Quäldende Monate vergehen, bis der 9. Februar 2012 die grausame Gewissheit bringt, dass Nelli Graf tot ist. Ihre Leiche wird von einem Landwirt im Tatenhausener Wald gefunden. Die Frau ist an den Händen mit Kabelbindern gefesselt, ihr Mund und ihre Augen wurden mit Panzerband zugeklebt. Sie wurde durch mehrere Messerstiche in den Oberkörper getötet.

„Wahrscheinlich ist der Täter jemand, der sich in der Region auskennt“, mutmaßt Lydia Benecke. Der Ort, den er wählte, um die Leiche zu verstecken, liege einsam und verborgen. Der Fundort der Leiche ist den Ermittlungen zufolge nicht der Tatort. „An der Toten wurden Fasern gesichert, wie man sie von Autositzbezügen kennt“, so die Kriminalpsychologin. Es sei also davon auszugehen, dass Nelli Graf an den Fundort transportiert wurde.

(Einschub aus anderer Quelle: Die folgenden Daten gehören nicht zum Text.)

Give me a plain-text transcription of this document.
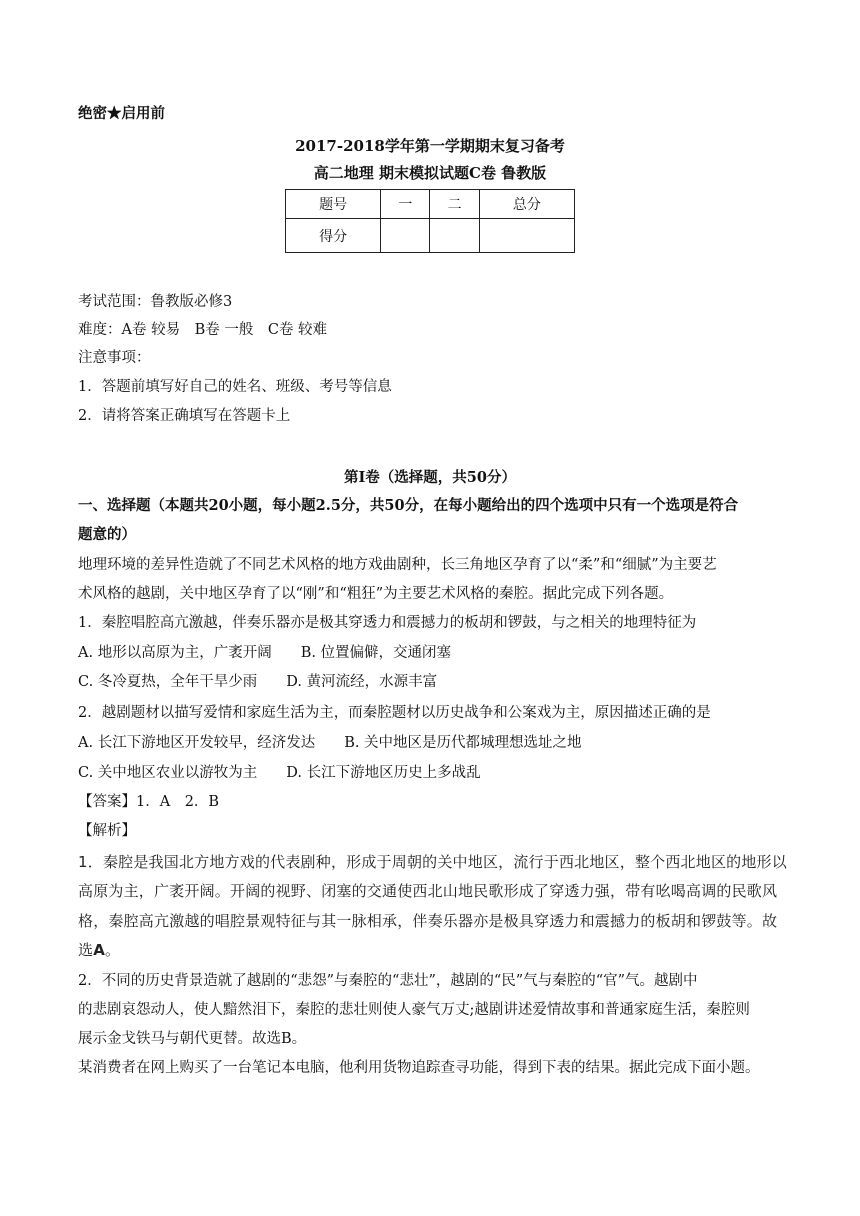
绝密★启用前
2017-2018学年第一学期期末复习备考
高二地理 期末模拟试题C卷 鲁教版
题号	一	二	总分
得分			
考试范围：鲁教版必修3
难度：A卷 较易　B卷 一般　C卷 较难
注意事项：
1．答题前填写好自己的姓名、班级、考号等信息
2．请将答案正确填写在答题卡上
第Ⅰ卷（选择题，共50分）
一、选择题（本题共20小题，每小题2.5分，共50分，在每小题给出的四个选项中只有一个选项是符合
题意的）
地理环境的差异性造就了不同艺术风格的地方戏曲剧种，长三角地区孕育了以“柔”和“细腻”为主要艺
术风格的越剧，关中地区孕育了以“刚”和“粗狂”为主要艺术风格的秦腔。据此完成下列各题。
1．秦腔唱腔高亢激越，伴奏乐器亦是极其穿透力和震撼力的板胡和锣鼓，与之相关的地理特征为
A. 地形以高原为主，广袤开阔　　B. 位置偏僻，交通闭塞
C. 冬冷夏热，全年干旱少雨　　D. 黄河流经，水源丰富
2．越剧题材以描写爱情和家庭生活为主，而秦腔题材以历史战争和公案戏为主，原因描述正确的是
A. 长江下游地区开发较早，经济发达　　B. 关中地区是历代都城理想选址之地
C. 关中地区农业以游牧为主　　D. 长江下游地区历史上多战乱
【答案】1．A　2．B
【解析】
1．秦腔是我国北方地方戏的代表剧种，形成于周朝的关中地区，流行于西北地区，整个西北地区的地形以
高原为主，广袤开阔。开阔的视野、闭塞的交通使西北山地民歌形成了穿透力强，带有吆喝高调的民歌风
格，秦腔高亢激越的唱腔景观特征与其一脉相承，伴奏乐器亦是极具穿透力和震撼力的板胡和锣鼓等。故
选A。
2．不同的历史背景造就了越剧的“悲怨”与秦腔的“悲壮”，越剧的“民”气与秦腔的“官”气。越剧中
的悲剧哀怨动人，使人黯然泪下，秦腔的悲壮则使人豪气万丈;越剧讲述爱情故事和普通家庭生活，秦腔则
展示金戈铁马与朝代更替。故选B。
某消费者在网上购买了一台笔记本电脑，他利用货物追踪查寻功能，得到下表的结果。据此完成下面小题。
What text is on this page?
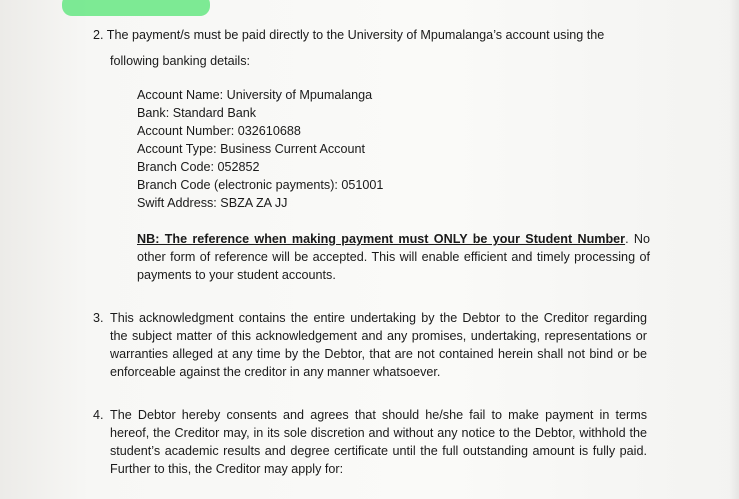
2. The payment/s must be paid directly to the University of Mpumalanga’s account using the
following banking details:
Account Name: University of Mpumalanga
Bank: Standard Bank
Account Number: 032610688
Account Type: Business Current Account
Branch Code: 052852
Branch Code (electronic payments): 051001
Swift Address: SBZA ZA JJ
NB: The reference when making payment must ONLY be your Student Number. No other form of reference will be accepted. This will enable efficient and timely processing of payments to your student accounts.
3. This acknowledgment contains the entire undertaking by the Debtor to the Creditor regarding the subject matter of this acknowledgement and any promises, undertaking, representations or warranties alleged at any time by the Debtor, that are not contained herein shall not bind or be enforceable against the creditor in any manner whatsoever.
4. The Debtor hereby consents and agrees that should he/she fail to make payment in terms hereof, the Creditor may, in its sole discretion and without any notice to the Debtor, withhold the student’s academic results and degree certificate until the full outstanding amount is fully paid. Further to this, the Creditor may apply for:
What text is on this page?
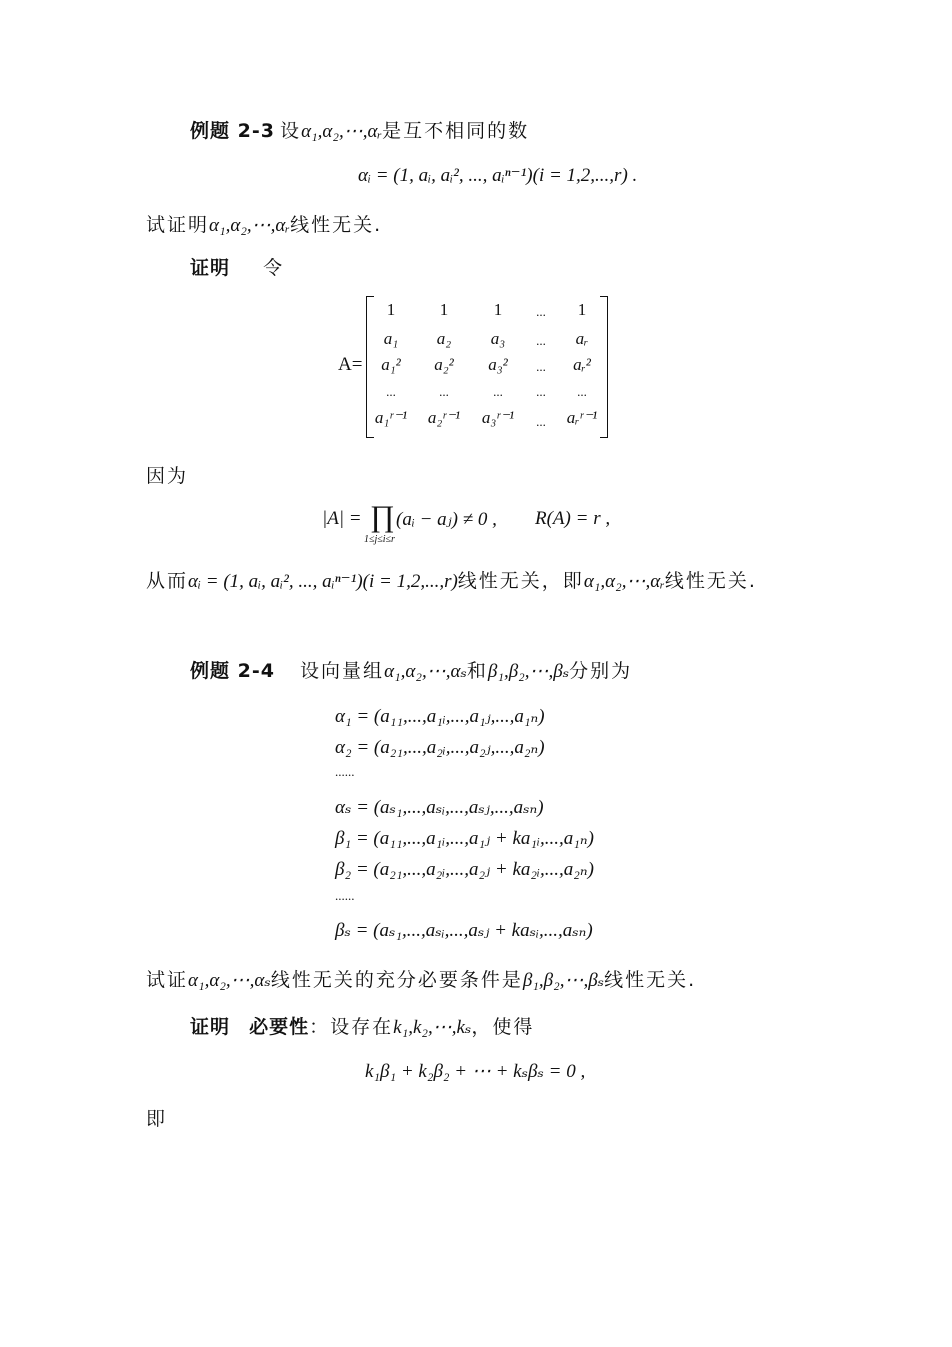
例题 2-3 设α₁,α₂,⋯,αᵣ是互不相同的数
αᵢ = (1, aᵢ, aᵢ², ..., aᵢⁿ⁻¹)(i = 1,2,...,r) .
试证明α₁,α₂,⋯,αᵣ线性无关.
证明 令
A=
1	1	1	...	1
a₁	a₂	a₃	...	aᵣ
a₁²	a₂²	a₃²	...	aᵣ²
...	...	...	...	...
a₁ʳ⁻¹	a₂ʳ⁻¹	a₃ʳ⁻¹	...	aᵣʳ⁻¹
因为
|A| = ∏
1≤j≤i≤r
(aᵢ − aⱼ) ≠ 0 , R(A) = r ,
从而αᵢ = (1, aᵢ, aᵢ², ..., aᵢⁿ⁻¹)(i = 1,2,...,r)线性无关，即α₁,α₂,⋯,αᵣ线性无关.
例题 2-4 设向量组α₁,α₂,⋯,αₛ和β₁,β₂,⋯,βₛ分别为
α₁ = (a₁₁,...,a₁ᵢ,...,a₁ⱼ,...,a₁ₙ)
α₂ = (a₂₁,...,a₂ᵢ,...,a₂ⱼ,...,a₂ₙ)
......
αₛ = (aₛ₁,...,aₛᵢ,...,aₛⱼ,...,aₛₙ)
β₁ = (a₁₁,...,a₁ᵢ,...,a₁ⱼ + ka₁ᵢ,...,a₁ₙ)
β₂ = (a₂₁,...,a₂ᵢ,...,a₂ⱼ + ka₂ᵢ,...,a₂ₙ)
......
βₛ = (aₛ₁,...,aₛᵢ,...,aₛⱼ + kaₛᵢ,...,aₛₙ)
试证α₁,α₂,⋯,αₛ线性无关的充分必要条件是β₁,β₂,⋯,βₛ线性无关.
证明 必要性：设存在k₁,k₂,⋯,kₛ，使得
k₁β₁ + k₂β₂ + ⋯ + kₛβₛ = 0 ,
即
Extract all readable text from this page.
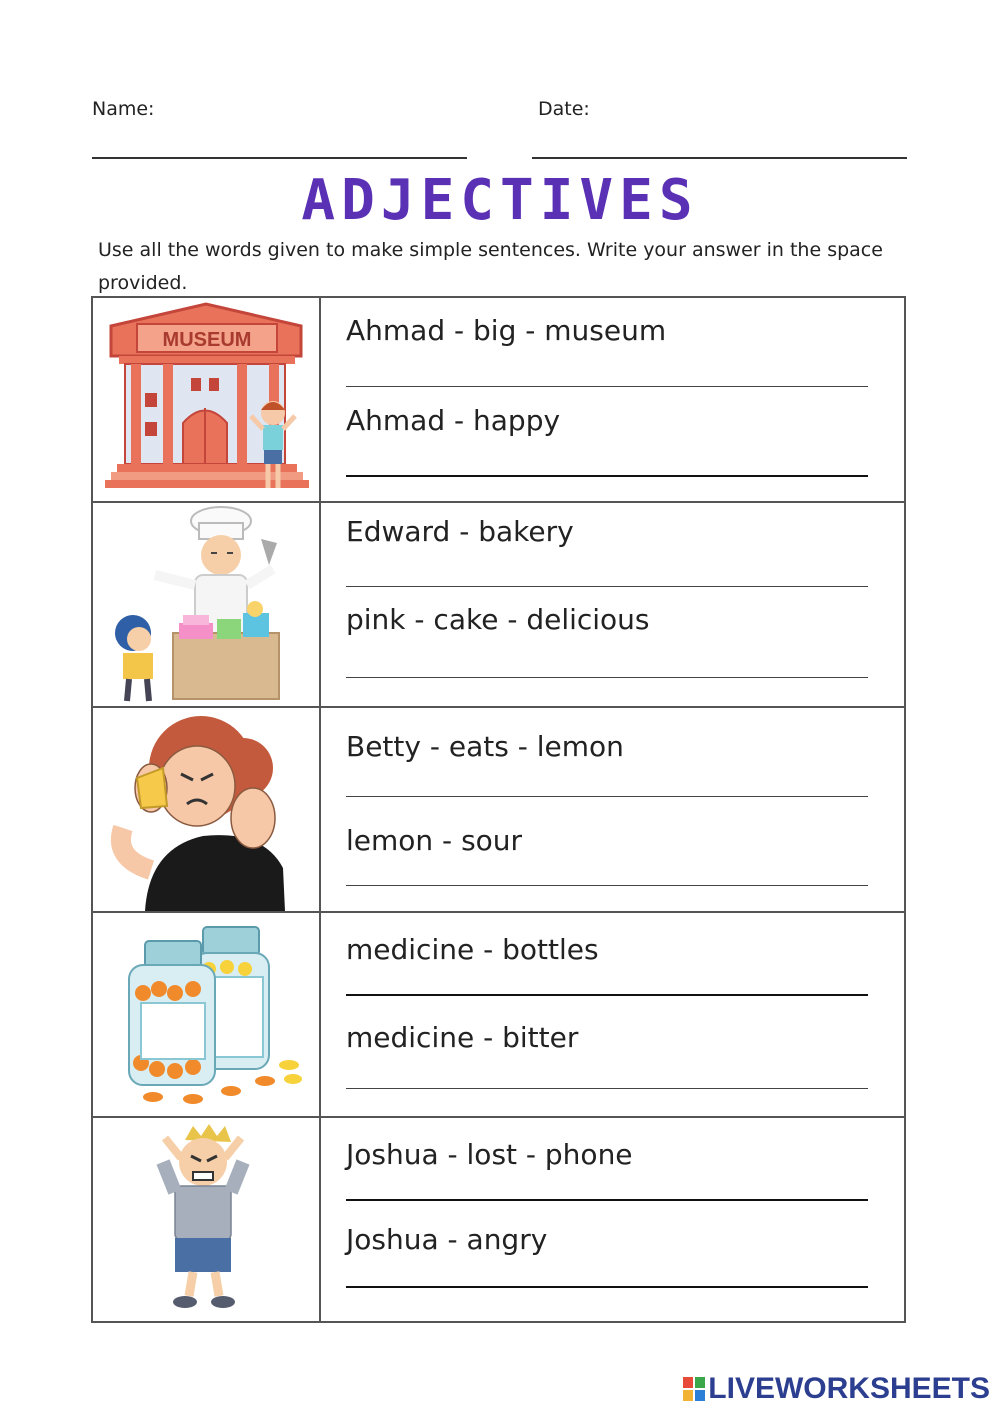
Name:	Date:
ADJECTIVES
Use all the words given to make simple sentences. Write your answer in the space provided.
MUSEUM	Ahmad - big - museum
Ahmad - happy

Edward - bakery
pink - cake - delicious

Betty - eats - lemon
lemon - sour

medicine - bottles
medicine - bitter

Joshua - lost - phone
Joshua - angry
LIVEWORKSHEETS
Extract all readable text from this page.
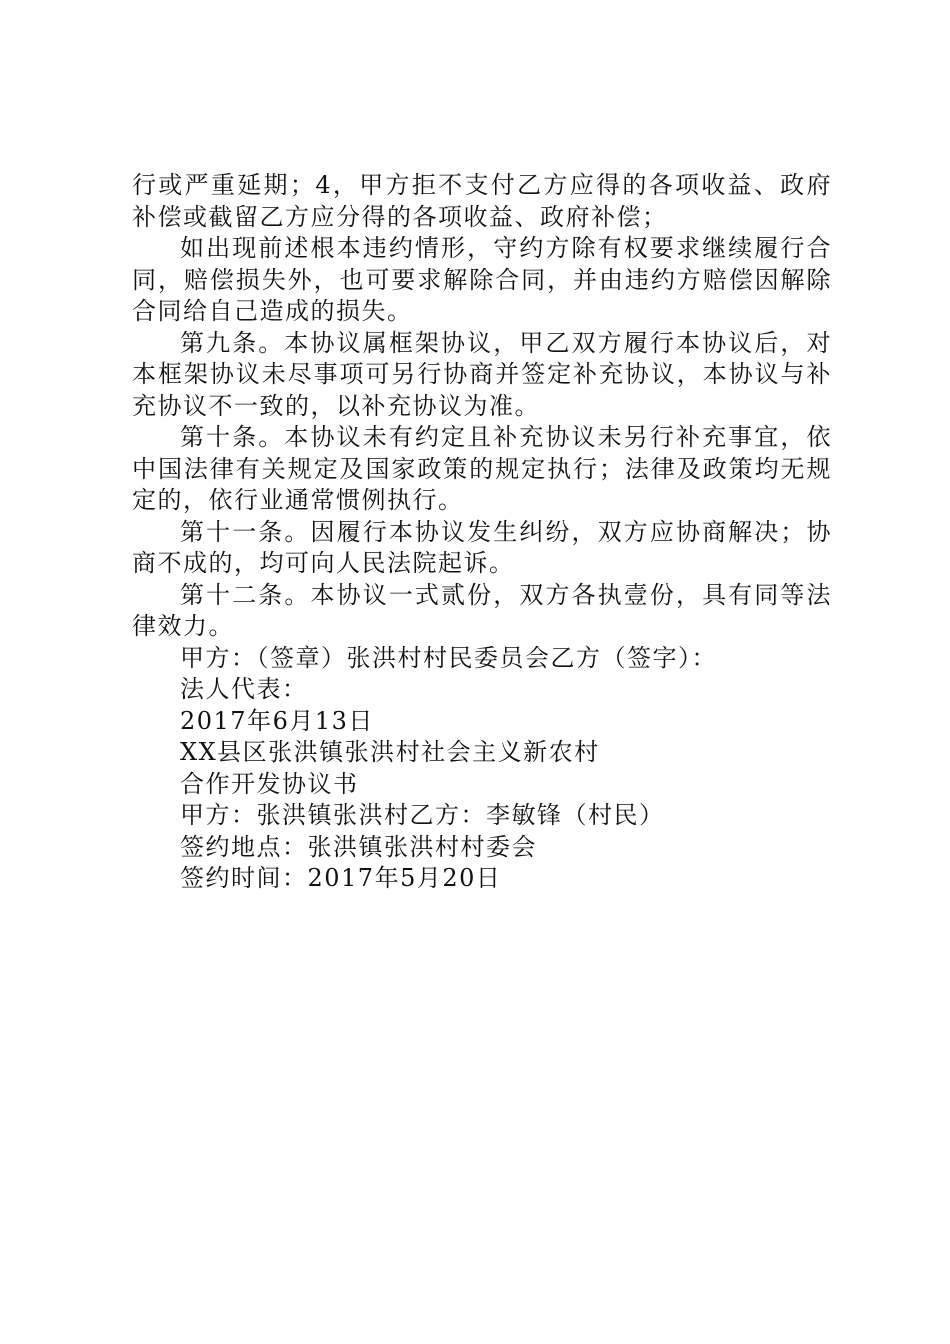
行或严重延期；4，甲方拒不支付乙方应得的各项收益、政府补偿或截留乙方应分得的各项收益、政府补偿；

如出现前述根本违约情形，守约方除有权要求继续履行合同，赔偿损失外，也可要求解除合同，并由违约方赔偿因解除合同给自己造成的损失。

第九条。本协议属框架协议，甲乙双方履行本协议后，对本框架协议未尽事项可另行协商并签定补充协议，本协议与补充协议不一致的，以补充协议为准。

第十条。本协议未有约定且补充协议未另行补充事宜，依中国法律有关规定及国家政策的规定执行；法律及政策均无规定的，依行业通常惯例执行。

第十一条。因履行本协议发生纠纷，双方应协商解决；协商不成的，均可向人民法院起诉。

第十二条。本协议一式贰份，双方各执壹份，具有同等法律效力。

甲方：（签章）张洪村村民委员会乙方（签字）：

法人代表：

2017年6月13日

XX县区张洪镇张洪村社会主义新农村

合作开发协议书

甲方：张洪镇张洪村乙方：李敏锋（村民）

签约地点：张洪镇张洪村村委会

签约时间：2017年5月20日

Großangelegte DNA-Entnahme bleibt erfolglos

„Warum verklebt man Mund und Augen?“ fragt die Expertin und liefert die Antworten selbst. „Der Täter wollte nicht, dass sie etwas sieht oder dass sie schreit. Mit zugeklebtem Mund und Augen hatte er die maximale Kontrolle über sein Opfer.“ 

Nach der Obduktion, bei der männliche DNA gesichert wurde, werden 7000 Männer zur Speichelprobe gebeten. Die Ermittler gehen davon aus, dass der Täter aus Halle kommt und Nelli Graf womöglich kannte. Die großangelegte DNA-Entnahme bleibt jedoch erfolglos.

Noch viele Fragen offen

Nach Auffassung von Lydia Benecke ist der Mord eine geplante Tat gewesen. „Niemand wartet mit Klebeband und Kabelbindern auf eine möglicherweise vorbeifahrende Frau“, sagt sie. War Nelli Graf das Zufallsopfer eines Täters mit Gewaltphantasien? Oder war sie das gezielte Opfer eines Menschen mit einem persönlichen Motiv? Weshalb fuhr sie in den Wald, obwohl ihre Schicht im Supermarkt kurz darauf beginnen sollte? Wurde sie sofort getötet oder möglicherweise erst nach Tagen?

„Es sind viele Fragen, die offen sind“, sagt Lydia Benecke. Sicher ist, dass die Polizei die Akte Nelli Graf noch nicht geschlossen hat. „Wenn Sie Hinweise geben können, melden Sie sich bei der Polizei“, wird am Ende des Beitrags über Nelli Graf auf dem Bildschirm eingeblendet.